Netflix launched their own brand of mockery a few weeks ago for Internet service providers a few weeks ago, by telling user’s their ISP was slowing the data connecting between Netflix and the consumer, forcing them to offer a lower bandwidth service.
Verizon got hit pretty hard by this, Netflix would put the statement between loading pages when the network was being slowed down, claiming it was Verizon’s fault for the lacklustre service. This lead many to complain to Verizon about connection downgrades and this in turn lead to Verizon sending a cease-and-desist claim to Netflix.

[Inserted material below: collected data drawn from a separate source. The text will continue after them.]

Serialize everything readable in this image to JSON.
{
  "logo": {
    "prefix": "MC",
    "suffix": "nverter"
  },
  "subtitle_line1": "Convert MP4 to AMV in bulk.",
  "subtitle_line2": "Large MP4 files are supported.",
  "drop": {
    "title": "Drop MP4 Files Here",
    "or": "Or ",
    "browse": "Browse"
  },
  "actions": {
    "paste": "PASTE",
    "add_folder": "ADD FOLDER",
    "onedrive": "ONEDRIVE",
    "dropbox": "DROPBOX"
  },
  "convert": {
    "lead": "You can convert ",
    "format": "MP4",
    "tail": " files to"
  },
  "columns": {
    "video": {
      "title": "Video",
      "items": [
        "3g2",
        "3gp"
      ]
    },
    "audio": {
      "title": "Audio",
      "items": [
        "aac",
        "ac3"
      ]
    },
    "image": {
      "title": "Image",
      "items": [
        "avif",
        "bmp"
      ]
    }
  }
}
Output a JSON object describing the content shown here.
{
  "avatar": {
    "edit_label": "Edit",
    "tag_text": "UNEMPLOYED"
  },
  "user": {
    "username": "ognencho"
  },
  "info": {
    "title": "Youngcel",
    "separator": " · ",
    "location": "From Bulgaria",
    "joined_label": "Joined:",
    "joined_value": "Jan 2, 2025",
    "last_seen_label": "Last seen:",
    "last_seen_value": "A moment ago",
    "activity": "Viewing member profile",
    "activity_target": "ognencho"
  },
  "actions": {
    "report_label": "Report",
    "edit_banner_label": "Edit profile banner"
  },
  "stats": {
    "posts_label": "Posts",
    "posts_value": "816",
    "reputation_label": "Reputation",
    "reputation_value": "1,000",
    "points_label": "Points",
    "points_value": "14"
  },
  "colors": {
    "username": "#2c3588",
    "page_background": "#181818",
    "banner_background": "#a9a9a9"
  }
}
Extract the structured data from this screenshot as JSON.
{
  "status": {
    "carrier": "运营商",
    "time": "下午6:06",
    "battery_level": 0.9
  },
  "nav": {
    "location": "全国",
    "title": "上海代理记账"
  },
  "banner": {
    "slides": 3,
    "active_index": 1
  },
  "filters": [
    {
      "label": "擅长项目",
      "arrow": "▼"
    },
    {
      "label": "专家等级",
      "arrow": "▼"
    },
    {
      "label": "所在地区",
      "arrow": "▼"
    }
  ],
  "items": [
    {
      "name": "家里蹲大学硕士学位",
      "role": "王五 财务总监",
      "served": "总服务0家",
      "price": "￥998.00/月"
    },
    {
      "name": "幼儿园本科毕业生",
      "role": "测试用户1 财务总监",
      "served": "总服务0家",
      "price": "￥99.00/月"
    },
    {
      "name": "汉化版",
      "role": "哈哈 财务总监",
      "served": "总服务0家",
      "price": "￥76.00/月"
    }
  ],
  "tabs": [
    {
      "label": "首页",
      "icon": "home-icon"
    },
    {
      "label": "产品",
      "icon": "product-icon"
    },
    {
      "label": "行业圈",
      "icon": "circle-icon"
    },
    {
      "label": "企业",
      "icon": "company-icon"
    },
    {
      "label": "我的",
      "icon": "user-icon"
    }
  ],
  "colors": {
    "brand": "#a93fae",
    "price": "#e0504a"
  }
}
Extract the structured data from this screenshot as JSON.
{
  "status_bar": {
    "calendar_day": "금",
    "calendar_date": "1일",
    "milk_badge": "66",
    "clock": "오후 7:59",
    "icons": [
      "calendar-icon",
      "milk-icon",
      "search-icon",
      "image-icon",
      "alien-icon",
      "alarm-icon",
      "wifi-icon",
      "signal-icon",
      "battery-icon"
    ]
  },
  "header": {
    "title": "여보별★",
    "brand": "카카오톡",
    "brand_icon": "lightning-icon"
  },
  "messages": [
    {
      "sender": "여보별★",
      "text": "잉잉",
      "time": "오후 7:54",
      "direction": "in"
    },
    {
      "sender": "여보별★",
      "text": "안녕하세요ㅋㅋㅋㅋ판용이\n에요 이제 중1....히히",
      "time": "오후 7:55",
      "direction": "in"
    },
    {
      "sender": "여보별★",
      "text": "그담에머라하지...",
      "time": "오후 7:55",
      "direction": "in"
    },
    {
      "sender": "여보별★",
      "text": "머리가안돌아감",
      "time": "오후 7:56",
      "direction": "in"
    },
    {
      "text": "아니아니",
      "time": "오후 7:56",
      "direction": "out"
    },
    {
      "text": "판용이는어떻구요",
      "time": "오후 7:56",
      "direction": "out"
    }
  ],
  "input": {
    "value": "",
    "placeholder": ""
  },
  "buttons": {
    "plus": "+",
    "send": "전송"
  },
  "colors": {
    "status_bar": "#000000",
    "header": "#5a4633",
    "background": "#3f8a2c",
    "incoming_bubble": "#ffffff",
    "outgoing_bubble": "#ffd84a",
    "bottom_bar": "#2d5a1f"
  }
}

The mockery might be over for now, but the FCC has announced they will look into these claims about slowing speeds for consumers and ISPs forcing video companies like Netflix and YouTube to paid for the privilege of faster content delivering to the user.
This might lead to Netflix being able to demand the same service as the average Website, without having to pay surplus for the ISP to provide the service. This would be perfect net neutrality, but we doubt the FCC will reveal anything important in their investigation.
Ever since the FCC got their new Chairman, Tom Wheeler, claims have been made to say the government wing is now in the hands of the corporations. This has been backed up due to new initiatives to create fast lanes, backed by the FCC, which would be bad for small businesses and consumers.
Internet neutrality is one of the biggest topics in technology right now and the FCC is walking on a thin line, already changing people’s opinions on the organisation. New regulations and laws have made Comcast, Time Warner Cable, Verizon and other ISPs more happy, but the Internet in general is furious with the FCC’s moves.
Hundreds of tech companies are continuing to go against the actions of the FCC and ISPs to try and keep the Internet neutral. In Europe, countries signed a net-neutrality pact, but the US continues to have problems adapting these laws.